The short answer is “it’s a Windows thing.” Exchange uses the encryption and signing methods provided by the underlying Windows OS whenever possible. In the case of SSL/TLS, Exchange can do much of its own certificate management (including generating its own self-signed certificates), but all of the actual crypto is done by Windows.
In the case of DAG encryption, Exchange uses the Kerberos implementation included in the Windows Kerberos security support provider (SSP). The SSP provides routines that allow clients to encrypt, sign, verify, and decrypt messages containing arbitrary application-specific data. Once the two endpoints have concluded a handshake and key exchange, they can both make calls to process the data blocks.
Exchange always tries to pick the strongest possible algorithm from the list of those supported by the host OS. For Windows Server 2008 and 2008 R2, that means AES 256-bit, ideally with SHA-1 used as an HMAC.
On the compression front, DAGs use the familiar LZ77 algorithm. Microsoft internally calls their implementation (described on page 45 here) “XPRESS”, for some reason that I haven’t been able to figure out.
Outlook uses many of these same mechanisms; for example, MAPI RPC compression between Exchange and Outlook uses XPRESS too, and MAPI RPC encryption can use the Kerberos SSP (or the NTLM SSP, but that’s not available for DAGs.) That’s no big surprise, given that these capabilities are built into Windows. Why reinvent the wheel?

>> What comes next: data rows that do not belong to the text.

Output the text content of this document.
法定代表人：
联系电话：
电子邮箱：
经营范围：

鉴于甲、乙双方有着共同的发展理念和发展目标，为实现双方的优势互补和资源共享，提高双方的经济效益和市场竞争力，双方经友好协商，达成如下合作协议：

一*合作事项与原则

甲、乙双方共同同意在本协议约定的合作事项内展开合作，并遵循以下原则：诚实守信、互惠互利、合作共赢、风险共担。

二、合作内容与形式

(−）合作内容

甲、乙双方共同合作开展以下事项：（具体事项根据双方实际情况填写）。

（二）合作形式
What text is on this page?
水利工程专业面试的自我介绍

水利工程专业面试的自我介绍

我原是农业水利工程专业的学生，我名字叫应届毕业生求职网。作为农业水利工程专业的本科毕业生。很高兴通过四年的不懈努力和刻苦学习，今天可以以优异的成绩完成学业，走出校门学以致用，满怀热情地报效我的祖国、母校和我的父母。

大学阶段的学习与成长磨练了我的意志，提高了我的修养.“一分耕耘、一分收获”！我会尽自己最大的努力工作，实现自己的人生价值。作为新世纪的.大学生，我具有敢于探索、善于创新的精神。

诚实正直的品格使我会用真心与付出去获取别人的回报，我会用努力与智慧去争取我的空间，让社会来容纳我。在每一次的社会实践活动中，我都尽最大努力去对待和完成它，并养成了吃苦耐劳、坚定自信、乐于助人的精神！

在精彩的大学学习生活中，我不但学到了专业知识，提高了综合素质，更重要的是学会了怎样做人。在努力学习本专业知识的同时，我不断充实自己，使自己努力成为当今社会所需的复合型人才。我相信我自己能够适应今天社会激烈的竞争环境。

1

In terms of how you control these options in a live DAG, Set-DatabaseAvailabilityGroup is your friend. By default, newly created DAGs will use encryption only when replicating across different subnets, with no encryption used during seeding operations. You can change this with the NetworkEncryption switch; just set it to Enabled instead of InterSubnetOnly. In like manner, compression is normally enabled only for cross-subnet replication, but the NetworkCompression switch will let you fix that right up.
Note that these properties are associated with the DAG itself, not the underlying DAG network. For that reason, you can only set these properties when the DAG (and its underlying WFC nodes) are up– the settings are node-level properties.
What about using IPsec with DAGs? That’s a topic for another post!